Deux cargaisons saisies

Les deux cargaisons de cocaïne envoyées par bateau ont été saisies, l'une à Puerto Bolivar, en Colombie, et l'autre dans le port de la petite ville minière de Belledune, au Nouveau-Brunswick. Dans le premier cas, en octobre 2004, la drogue est parvenue à destination, mais les plongeurs de l'organisation n'ont pu la récupérer à cause des eaux trop agitées de la baie des Chaleurs. Ils croyaient pouvoir se reprendre à Sept-Îles, où le cargo devait faire une autre escale, mais il ne s'y est jamais rendu en raison d'un conflit de travail qui a éclaté à la compagnie Iron Ore. Le Peljesac est tout simplement retourné en Colombie, où les autorités sont tombées des nues en découvrant la torpille sous la coque. Dans le cas de la saisie des 52kg, deux mois plus tard, les trafiquants ont été trahis par un agent à la solde de la GRC.

«S'il y avait eu un procès et qu'il y avait eu un verdict de culpabilité, soyez assuré que la peine aurait été beaucoup plus élevée», a déclaré le juge Leblond, tout en se ralliant à la suggestion commune des avocats de condamner Berthiaume à 12 ans de prison. Moins le temps de la détention préventive qui compte en double, il lui reste 10 ans et demi à purger.

Berthiaume s'est aussi vu confisquer un peu plus de 20 000$ en espèces. Le ministère public entend aussi mettre la main sur une somme de 121 000$ qui dort dans une banque de l'île anglo-normande de Jersey.

Berthiaume et son fidèle acolyte Gilbert Kelly ont été arrêtés et condamnés pour les mêmes raisons, en 1996. Sitôt sortis de prison, ils se sont remis au boulot.
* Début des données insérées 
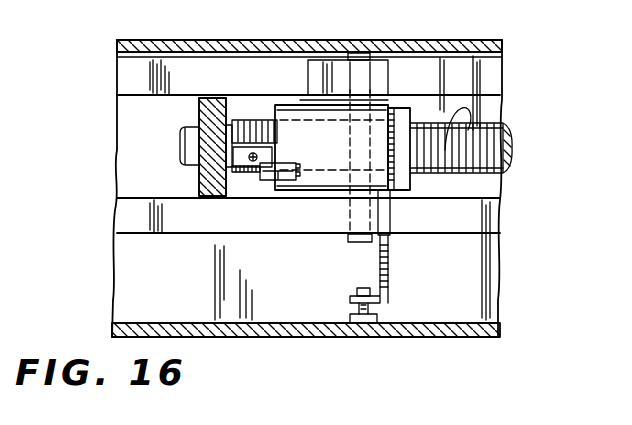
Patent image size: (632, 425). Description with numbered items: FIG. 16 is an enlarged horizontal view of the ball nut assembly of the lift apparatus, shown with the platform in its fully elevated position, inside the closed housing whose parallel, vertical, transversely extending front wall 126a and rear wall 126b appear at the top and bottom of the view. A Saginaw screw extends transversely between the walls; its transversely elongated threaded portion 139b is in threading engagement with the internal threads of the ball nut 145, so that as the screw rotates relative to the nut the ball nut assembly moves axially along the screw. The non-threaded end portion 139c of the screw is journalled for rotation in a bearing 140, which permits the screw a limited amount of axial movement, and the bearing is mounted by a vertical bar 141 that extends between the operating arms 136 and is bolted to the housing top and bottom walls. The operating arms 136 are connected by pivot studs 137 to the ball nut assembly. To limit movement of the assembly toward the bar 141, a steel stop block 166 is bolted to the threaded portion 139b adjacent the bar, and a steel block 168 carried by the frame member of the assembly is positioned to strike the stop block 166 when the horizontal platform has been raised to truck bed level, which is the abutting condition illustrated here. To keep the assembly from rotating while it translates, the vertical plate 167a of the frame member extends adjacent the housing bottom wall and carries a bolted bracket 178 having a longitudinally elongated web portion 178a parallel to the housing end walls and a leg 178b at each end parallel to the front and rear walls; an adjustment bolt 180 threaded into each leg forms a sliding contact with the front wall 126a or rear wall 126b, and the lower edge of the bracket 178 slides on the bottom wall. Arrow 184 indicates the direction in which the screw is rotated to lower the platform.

The front wall 126a is at (455, 40).
The rear wall 126b is at (160, 323).
The operating arms 136 is at (120, 78).
The pivot studs 137 is at (360, 52).
The threaded portion 139b is at (508, 126).
The non-threaded end portion 139c is at (182, 143).
The bearing 140 is at (222, 70).
The vertical bar 141 is at (222, 185).
The ball nut 145 is at (396, 108).
The stop block 166 is at (268, 105).
The vertical plate 167a is at (392, 196).
The steel block 168 is at (265, 181).
The bracket 178 is at (389, 256).
The web portion 178a is at (390, 272).
The leg 178b is at (355, 298).
The adjustment bolt 180 is at (380, 318).
The arrow 184 is at (462, 114).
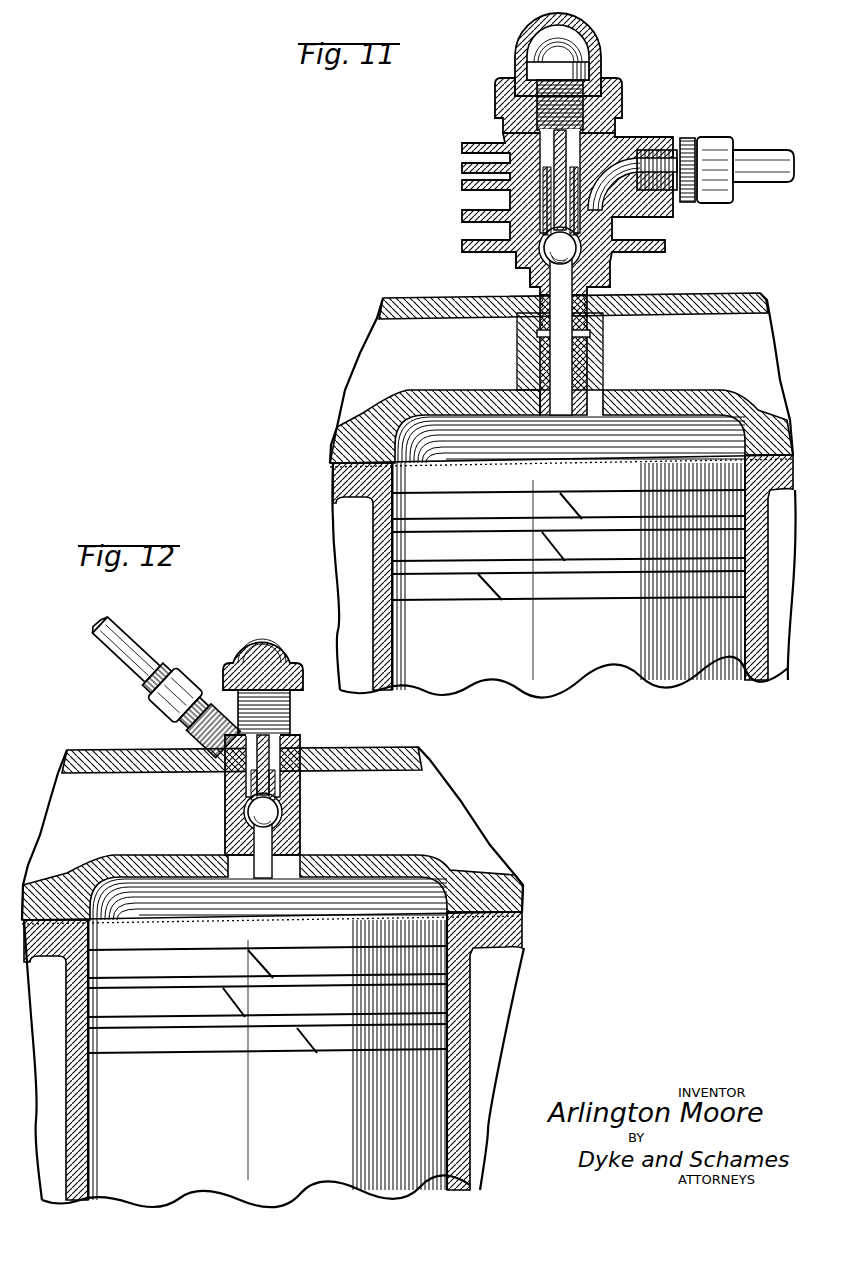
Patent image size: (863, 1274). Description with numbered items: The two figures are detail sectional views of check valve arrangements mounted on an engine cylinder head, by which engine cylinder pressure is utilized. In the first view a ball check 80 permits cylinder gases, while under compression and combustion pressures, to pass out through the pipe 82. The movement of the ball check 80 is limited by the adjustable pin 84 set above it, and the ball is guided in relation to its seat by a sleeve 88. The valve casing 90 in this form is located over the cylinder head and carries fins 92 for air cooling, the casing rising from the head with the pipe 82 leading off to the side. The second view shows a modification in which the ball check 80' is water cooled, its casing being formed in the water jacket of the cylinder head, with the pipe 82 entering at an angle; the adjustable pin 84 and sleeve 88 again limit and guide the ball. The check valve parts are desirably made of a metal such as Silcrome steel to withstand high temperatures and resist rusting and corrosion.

In FIG. 11, the ball check 80 is at (569, 214).
In FIG. 12, the ball check 80' is at (270, 758).
In FIG. 11, the pipe 82 is at (777, 143).
In FIG. 12, the pipe 82 is at (118, 634).
In FIG. 11, the adjustable pin 84 is at (560, 152).
In FIG. 12, the adjustable pin 84 is at (277, 733).
In FIG. 11, the sleeve 88 is at (547, 200).
In FIG. 12, the sleeve 88 is at (280, 785).
In FIG. 11, the valve casing 90 is at (517, 268).
In FIG. 11, the fins 92 is at (480, 146).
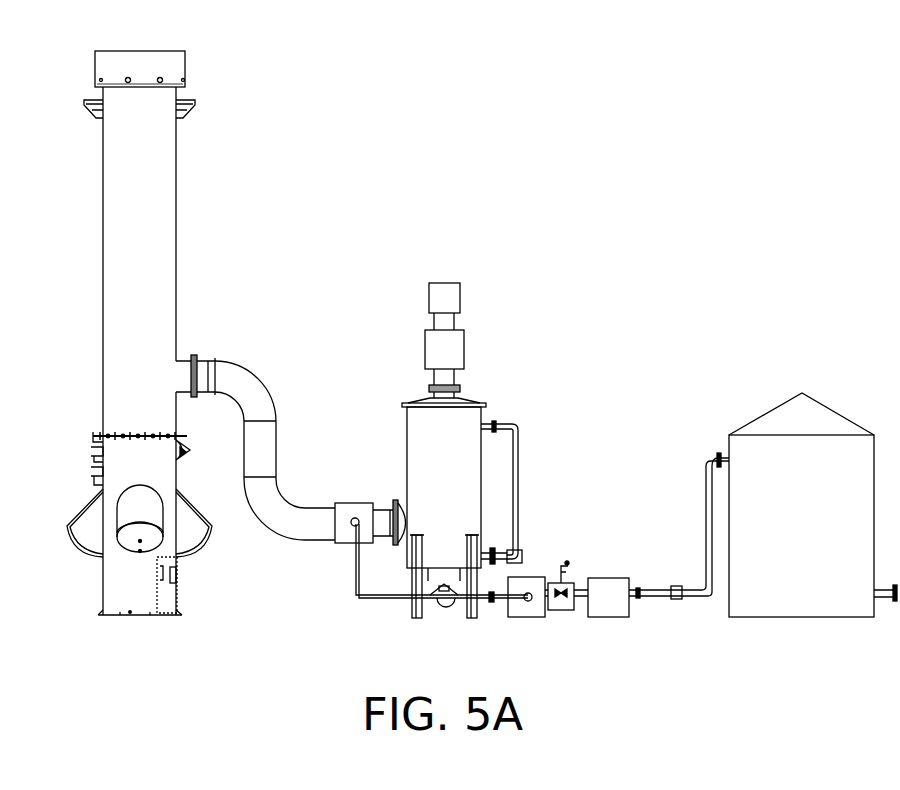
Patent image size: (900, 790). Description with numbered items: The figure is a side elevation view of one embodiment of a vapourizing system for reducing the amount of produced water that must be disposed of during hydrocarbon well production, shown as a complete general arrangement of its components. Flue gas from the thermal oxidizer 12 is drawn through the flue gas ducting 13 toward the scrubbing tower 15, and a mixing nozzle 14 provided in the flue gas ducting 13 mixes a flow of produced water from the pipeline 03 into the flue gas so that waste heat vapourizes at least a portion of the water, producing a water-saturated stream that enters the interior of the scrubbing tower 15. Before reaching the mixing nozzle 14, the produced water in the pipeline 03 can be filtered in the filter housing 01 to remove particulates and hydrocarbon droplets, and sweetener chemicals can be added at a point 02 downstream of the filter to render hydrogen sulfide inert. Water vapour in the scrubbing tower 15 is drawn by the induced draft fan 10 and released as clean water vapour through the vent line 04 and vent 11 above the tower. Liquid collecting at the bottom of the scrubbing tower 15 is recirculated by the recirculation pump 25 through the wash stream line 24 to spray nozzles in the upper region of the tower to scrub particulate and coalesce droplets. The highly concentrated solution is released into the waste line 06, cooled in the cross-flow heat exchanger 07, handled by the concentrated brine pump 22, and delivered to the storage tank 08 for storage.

The filter housing 01 is at (606, 578).
The sweetener addition point 02 is at (563, 612).
The pipeline 03 is at (376, 600).
The vent line 04 is at (444, 320).
The waste line 06 is at (448, 608).
The cross-flow heat exchanger 07 is at (525, 618).
The storage tank 08 is at (813, 505).
The induced draft fan 10 is at (437, 348).
The vent 11 is at (447, 283).
The thermal oxidizer 12 is at (160, 186).
The flue gas ducting 13 is at (243, 385).
The mixing nozzle 14 is at (345, 543).
The scrubbing tower 15 is at (406, 449).
The concentrated brine pump 22 is at (681, 600).
The wash stream line 24 is at (518, 451).
The recirculation pump 25 is at (523, 556).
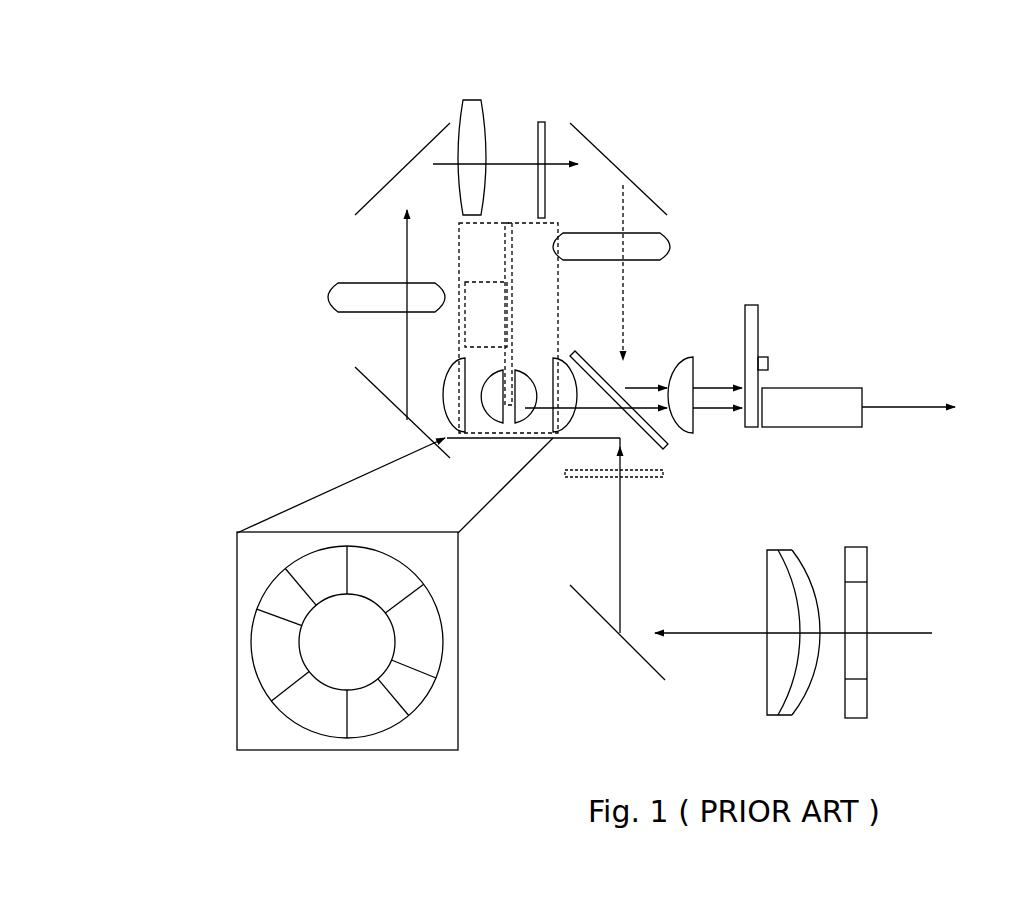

À en croire les documents judiciaires, ils contrôlaient presque toute la chaîne de distribution,

de l'importation jusqu'à la vente au gros et au détail. Quand ils manquaient de cocaïne, ils s'approvisionnaient auprès d'un proche de Raymond Desfossés, du gang de l'Ouest. Le caïd de Trois-Rivières est sous les verrous depuis l'automne 2004.

Célibataire âgé de 57 ans, Berthiaume parle espagnol et raffole de bonne chère, d'art et de voyages. Durant les deux ans de l'enquête, a fait valoir Me François Blanchette, substitut du Procureur général du Canada, l'accusé est notamment allé en Italie, en Autriche, au Venezuela et en République dominicaine, où il possède un luxueux condo qu'il a fait construire à la fin des années 80. Comme sa maison de Pointe-Calumet, cette propriété n'a pu être saisie, car Berthiaume a fait la preuve qu'il a reçu deux héritages ces dernières années.